DUA PULUH LIMA (b)

697 28 3
                                    

Pagi - pagi sekali Arkan datang ke rumah Aura. Menjemput pacarnya dan berpamitan pada Mama-nya Aura dan Anjani.

Aura berhenti di depan rumah untuk memakai sepatu dan melirik Arkan sesekali. Pikirannya bingung akan sesuatu. Reaksi Arkan membuatnya agak rancu untuk mengatakan hal itu. Tentang haruskah ia memberitahu Arkan kalau Josh mengajaknya bertemu nanti sore atau tidak.

"Um... Arkan," panggil Aura.

"Ya? "

"Nggak jadi. "

Aura kembali menelannya bulat - bulat. Tidak perlu izin pada Arkan. Cukup memastikan kalau Arkan tidak tahu dia bertemu Josh diluar. Lebih baik begitu saja. Karena kalau tidak mungkin masalah akan merembet kemana - mana dan menimbulkan salah paham. Ujung - ujungnya pasti bertengkar.

"Ra. "

"Hm? "

"Kamu bisa pulang sendiri kan, hari ini? Aku ada urusan. Atau nggak aku suruh Calvin nebengi kamu. "

Aura menggeleng, "Nggak usah. Aku bisa sendiri. Kamu tenang aja."

"Maaf ya. "

"Nggak papa Arkan. "

"Yaudah yuk berangkat, " jari  jemari Arkan menyelip diantara jari jemari Aura.  Lalu dia menggenggamnya lembut.

Gadis itu sedikit tersentak dengan perlakuan Arkan yang berbeda. Dia suka karena ada debaran aneh yang menyenangkan di dadanya saat ini. Juga tidak suka karena ini kesekian kalinya dia bingung harus merespon bagaimana.

Aura berdehem dan melepaskan tangannya dengan gerakan halus.

"Sori. Kamu nggak suka ya? " Tanya Arkan merasa tidak enak.

"Aku nggak nyaman. Aku...bingung. "

Arkan tersenyum maklum, "Kamu deg - deg-an ya aku pegang tangannya? " Arkan memasang senyum super jahil sambil menaik turunkan alisnya.

Rasanya ingin sekali menimpuk wajah Arkan pakai sepatu. Tapi sayang sepatunya. "Apasih lo! B aja," ketus Aura. Setelahnya, dia berderap cepat menuju motor Arkan.

"Cepetan! " Ujar Aura gemas.

Namun, tawa Arkan berderai lagi. Mau tak mau Aura memasang wajah paling asamnya di depan Arkan. Karena sial-nya Arkan menang kali ini. Cowok itu benar. Aura deg - deg-an. Aneh kan? Menurut Aura itu aneh.

"Haha iya deh. Ayo my sweety pumkin, your boyfriend is waiting of you. " Ucap Arkan jenaka.

Aura memutar bola matanya, "Grammar-nya salah. Yang bener your boyfriend's waiting. " koreksinya.

Arkan terkekeh, "Nggak papa. Sengaja salah emang. "

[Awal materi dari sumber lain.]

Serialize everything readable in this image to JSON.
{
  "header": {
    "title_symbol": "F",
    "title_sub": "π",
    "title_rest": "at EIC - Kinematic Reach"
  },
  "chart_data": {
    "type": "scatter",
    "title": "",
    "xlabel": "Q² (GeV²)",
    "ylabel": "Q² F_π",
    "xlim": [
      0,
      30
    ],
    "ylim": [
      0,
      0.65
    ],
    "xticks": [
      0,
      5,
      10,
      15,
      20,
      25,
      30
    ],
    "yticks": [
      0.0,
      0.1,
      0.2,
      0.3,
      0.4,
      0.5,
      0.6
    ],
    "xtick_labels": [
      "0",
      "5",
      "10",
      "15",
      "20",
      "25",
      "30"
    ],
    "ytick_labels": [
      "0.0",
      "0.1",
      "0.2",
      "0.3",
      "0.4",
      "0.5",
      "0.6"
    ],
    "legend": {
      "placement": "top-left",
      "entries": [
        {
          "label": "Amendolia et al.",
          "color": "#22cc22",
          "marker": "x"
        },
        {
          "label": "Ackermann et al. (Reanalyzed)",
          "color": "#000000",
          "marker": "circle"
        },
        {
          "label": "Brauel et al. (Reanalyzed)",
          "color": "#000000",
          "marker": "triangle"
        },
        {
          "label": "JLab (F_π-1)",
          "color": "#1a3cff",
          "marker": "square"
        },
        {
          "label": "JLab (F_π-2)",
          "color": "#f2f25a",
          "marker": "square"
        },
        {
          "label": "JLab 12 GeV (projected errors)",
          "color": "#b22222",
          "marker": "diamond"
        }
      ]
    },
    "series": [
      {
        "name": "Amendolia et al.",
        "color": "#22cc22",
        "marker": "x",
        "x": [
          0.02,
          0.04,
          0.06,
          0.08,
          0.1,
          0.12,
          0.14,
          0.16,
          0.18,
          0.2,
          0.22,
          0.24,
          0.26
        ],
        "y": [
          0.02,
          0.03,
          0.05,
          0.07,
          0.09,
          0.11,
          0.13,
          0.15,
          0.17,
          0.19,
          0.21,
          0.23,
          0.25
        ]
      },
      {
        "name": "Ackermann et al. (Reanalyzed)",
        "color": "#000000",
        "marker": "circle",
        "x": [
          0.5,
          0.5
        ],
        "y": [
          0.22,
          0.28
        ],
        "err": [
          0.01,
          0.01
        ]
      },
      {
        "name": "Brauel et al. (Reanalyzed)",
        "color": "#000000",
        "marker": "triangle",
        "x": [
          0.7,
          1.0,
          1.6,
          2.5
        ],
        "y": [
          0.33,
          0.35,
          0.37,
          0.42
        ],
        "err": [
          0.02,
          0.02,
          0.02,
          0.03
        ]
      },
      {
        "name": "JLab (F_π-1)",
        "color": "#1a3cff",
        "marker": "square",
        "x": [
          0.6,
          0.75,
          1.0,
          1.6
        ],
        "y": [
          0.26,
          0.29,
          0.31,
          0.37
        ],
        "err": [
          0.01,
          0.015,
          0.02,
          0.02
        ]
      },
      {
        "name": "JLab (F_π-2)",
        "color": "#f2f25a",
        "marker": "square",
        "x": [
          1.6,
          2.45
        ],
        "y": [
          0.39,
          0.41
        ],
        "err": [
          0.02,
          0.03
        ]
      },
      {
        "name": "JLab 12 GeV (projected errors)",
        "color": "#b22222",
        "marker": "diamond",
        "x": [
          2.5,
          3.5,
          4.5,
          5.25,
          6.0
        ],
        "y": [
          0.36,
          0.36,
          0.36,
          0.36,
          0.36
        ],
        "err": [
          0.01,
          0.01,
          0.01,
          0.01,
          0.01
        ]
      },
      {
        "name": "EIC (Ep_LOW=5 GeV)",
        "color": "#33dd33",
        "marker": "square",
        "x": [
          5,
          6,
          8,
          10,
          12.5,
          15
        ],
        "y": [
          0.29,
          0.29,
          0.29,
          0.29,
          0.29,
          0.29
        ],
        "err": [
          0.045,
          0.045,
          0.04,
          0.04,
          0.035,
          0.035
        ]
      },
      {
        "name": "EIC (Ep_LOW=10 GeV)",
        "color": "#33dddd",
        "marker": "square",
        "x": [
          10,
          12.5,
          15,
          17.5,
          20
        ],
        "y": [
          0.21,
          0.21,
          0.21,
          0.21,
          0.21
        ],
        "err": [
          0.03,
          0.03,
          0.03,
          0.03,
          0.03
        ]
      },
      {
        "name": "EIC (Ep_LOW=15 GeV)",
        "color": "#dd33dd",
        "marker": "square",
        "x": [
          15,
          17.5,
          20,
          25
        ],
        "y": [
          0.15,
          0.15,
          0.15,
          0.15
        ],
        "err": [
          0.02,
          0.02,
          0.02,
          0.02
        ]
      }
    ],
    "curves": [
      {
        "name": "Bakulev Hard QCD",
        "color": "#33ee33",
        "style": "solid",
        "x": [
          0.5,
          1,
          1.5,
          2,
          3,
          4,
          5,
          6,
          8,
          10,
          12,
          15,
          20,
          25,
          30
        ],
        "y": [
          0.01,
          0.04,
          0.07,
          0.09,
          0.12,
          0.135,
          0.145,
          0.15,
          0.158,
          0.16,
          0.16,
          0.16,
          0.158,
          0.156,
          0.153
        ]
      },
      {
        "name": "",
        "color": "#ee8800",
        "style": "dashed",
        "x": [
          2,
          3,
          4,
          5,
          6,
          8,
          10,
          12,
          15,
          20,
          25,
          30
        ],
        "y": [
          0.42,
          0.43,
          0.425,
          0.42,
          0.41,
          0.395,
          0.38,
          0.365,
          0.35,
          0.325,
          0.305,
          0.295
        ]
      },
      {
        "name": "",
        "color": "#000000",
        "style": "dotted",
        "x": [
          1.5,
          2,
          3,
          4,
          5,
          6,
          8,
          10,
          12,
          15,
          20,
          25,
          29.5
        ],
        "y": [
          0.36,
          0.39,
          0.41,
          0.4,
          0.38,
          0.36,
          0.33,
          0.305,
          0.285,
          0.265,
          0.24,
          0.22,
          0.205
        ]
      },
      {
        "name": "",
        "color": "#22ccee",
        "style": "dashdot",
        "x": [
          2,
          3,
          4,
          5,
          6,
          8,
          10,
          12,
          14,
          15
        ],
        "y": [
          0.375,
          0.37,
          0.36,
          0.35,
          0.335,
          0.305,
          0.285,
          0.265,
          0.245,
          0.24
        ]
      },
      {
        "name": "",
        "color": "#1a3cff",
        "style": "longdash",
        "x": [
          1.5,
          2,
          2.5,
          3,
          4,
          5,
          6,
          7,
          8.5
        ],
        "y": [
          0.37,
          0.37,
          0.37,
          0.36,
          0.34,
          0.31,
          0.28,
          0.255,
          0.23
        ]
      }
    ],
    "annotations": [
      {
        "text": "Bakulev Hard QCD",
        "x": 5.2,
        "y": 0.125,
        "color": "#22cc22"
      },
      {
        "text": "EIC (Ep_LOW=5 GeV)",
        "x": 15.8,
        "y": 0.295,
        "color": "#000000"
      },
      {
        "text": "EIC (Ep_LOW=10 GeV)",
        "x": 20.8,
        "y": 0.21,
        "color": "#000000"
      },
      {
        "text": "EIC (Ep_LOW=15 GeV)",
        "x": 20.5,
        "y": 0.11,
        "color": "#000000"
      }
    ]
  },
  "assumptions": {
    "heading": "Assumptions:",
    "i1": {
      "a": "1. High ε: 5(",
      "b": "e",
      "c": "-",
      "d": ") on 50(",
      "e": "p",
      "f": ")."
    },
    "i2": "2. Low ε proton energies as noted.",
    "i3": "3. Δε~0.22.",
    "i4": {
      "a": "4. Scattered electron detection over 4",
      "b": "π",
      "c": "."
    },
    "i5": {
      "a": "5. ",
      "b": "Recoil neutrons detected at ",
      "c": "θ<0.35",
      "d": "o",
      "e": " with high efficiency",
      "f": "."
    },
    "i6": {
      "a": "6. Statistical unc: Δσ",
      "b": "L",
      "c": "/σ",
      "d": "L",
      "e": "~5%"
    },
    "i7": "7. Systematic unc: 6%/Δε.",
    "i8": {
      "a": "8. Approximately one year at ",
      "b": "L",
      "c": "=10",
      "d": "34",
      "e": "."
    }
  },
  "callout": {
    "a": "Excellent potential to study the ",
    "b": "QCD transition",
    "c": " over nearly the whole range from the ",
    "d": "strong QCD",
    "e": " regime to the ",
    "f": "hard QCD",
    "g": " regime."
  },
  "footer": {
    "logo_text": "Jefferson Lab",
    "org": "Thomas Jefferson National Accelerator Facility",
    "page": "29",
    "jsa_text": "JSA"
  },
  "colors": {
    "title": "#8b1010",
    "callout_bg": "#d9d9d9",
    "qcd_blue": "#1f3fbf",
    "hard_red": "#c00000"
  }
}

Aura mengangkat satu alisnya, bertanya.

"Biar kamu benerin lah yang, " semburat merah merambat dari pipi hingga ke telinga Aura. Cewek itu menggoyangkan tangannya bermaksud menyudahi percakapan ini. "Ah udah ah! Sayang - sayang pala lu peyang? Buruan jalan!"

"Siap nyonya Arkan. " Setelah itu, Arkan menghidupkan mesin motornya. Memberikan helm untuk Aura lalu mulai melajukan motornya.

Aura menunduk di belakang Arkan. Kaca helmnya sengaja ia buat menutupi wajah agar Arkan tidak melihatnya. Kalau Aura sedang senyum - senyum sendiri. Gitu - gitu Aura juga tetap bisa baper waktu Arkan memanggilnya sayang. Apalagi yang terakhir. Apa tadi? Nyonya Arkan? Ck, Arkan ada - ada saja.

Tanpa diketahui Aura, sebenarnya Arkan tahu Aura sedang tersenyum di punggungnya. Namun tidak seperti biasa, dia diam saja. Menahan diri untuk menggoda cewek itu, atau sekadar bilang, "Ciee senyum - senyum. " Dia kasihan dengan Aura kalau tahu dirinya sadar Aura sedang senyum - senyum di belakang sana. Mungkin cewek itu bisa malu berat. Apalagi sekarang ini, posisi mereka cukup dibilang romantis. Romantis menurut Arkan itu sederhana, tidak muluk - muluk. Tersenyum tanpa saling menatap di atas motor begini juga sudah romantis. Paling banter kalau Aura mau memeluknya dari belakang seperti Dilan dan Milea, bisa jadi sangat romantis. Tapi bukan muhrim. Lagipula kalau Aura memeluknya dari belakang dia takut khilaf.